Channels: communication primitives that also synchronise.

The spec is deliberately silent on hardware. It defines the language semantics; the runtime and the hardware implement those semantics.

What the Go Memory Model Says¶

From the Go memory model document:

The Go memory model specifies the conditions under which reads of a variable in one goroutine can be guaranteed to observe values produced by writes to the same variable in a different goroutine.

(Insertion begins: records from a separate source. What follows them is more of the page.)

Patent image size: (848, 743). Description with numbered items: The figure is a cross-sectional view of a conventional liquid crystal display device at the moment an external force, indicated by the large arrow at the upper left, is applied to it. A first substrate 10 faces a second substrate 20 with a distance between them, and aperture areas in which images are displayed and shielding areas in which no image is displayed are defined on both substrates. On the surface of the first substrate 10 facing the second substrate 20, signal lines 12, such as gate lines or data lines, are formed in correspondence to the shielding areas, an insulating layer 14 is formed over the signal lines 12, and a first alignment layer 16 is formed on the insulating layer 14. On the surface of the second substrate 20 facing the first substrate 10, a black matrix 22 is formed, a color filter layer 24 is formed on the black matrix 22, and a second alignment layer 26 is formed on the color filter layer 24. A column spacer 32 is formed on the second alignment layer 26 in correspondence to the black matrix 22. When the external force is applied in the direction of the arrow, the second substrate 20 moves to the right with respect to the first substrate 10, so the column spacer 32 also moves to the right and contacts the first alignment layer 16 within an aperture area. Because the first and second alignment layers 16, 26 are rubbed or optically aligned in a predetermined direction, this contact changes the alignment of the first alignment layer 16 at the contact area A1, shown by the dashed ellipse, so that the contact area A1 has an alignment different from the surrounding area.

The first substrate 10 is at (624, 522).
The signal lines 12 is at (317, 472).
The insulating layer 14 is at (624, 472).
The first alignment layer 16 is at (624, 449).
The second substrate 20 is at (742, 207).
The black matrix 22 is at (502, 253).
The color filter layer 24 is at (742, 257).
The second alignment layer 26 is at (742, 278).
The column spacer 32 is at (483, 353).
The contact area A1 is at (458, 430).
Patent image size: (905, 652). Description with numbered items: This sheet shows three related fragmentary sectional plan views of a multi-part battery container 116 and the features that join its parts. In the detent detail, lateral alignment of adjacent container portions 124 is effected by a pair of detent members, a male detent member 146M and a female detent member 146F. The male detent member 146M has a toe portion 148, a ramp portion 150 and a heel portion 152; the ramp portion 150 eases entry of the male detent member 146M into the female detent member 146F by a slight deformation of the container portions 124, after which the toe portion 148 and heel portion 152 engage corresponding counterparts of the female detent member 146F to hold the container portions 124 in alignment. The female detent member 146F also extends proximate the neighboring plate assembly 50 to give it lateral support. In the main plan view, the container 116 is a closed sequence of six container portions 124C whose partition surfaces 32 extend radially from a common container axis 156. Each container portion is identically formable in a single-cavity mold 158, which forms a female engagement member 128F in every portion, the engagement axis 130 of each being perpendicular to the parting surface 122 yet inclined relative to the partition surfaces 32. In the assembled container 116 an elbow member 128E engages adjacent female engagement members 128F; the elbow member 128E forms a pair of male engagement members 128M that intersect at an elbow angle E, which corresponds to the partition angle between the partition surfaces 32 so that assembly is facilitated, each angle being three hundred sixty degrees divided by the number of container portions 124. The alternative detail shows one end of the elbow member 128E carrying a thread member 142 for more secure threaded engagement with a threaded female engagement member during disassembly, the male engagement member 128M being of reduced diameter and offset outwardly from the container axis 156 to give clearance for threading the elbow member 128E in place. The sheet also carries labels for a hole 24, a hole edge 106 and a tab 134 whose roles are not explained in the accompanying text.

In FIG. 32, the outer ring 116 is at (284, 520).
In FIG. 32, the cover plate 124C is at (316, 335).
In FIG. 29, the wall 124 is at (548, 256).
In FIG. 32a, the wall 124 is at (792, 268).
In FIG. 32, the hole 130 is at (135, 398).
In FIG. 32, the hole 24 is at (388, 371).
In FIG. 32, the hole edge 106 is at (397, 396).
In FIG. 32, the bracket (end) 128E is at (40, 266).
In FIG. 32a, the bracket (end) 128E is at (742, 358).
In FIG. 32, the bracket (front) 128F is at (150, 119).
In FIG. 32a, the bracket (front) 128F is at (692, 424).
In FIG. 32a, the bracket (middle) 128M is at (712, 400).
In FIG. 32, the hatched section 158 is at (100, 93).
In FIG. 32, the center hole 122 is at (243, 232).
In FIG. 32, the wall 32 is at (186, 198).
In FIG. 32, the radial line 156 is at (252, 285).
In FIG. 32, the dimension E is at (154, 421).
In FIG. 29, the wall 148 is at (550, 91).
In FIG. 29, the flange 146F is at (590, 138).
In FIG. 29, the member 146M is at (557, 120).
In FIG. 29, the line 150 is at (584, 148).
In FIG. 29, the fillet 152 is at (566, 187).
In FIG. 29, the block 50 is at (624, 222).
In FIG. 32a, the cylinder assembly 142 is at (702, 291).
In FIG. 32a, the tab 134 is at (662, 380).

Key points relevant to coherence:

Atomic operations are synchronising. A successful atomic.Store(x, v) happens-before a subsequent atomic.Load(x) that reads v.
Channel operations synchronise. A send happens-before the corresponding receive.
Mutex operations synchronise. Unlock happens-before subsequent Lock of the same mutex.
No guarantee without synchronisation. Without sync/atomic, channels, or mutexes, the compiler and hardware may reorder, cache, and otherwise transform memory operations.

The memory model abstracts the hardware: as long as you use the synchronising primitives, you get the visibility you need. The hardware coherence protocol is the mechanism that delivers those guarantees.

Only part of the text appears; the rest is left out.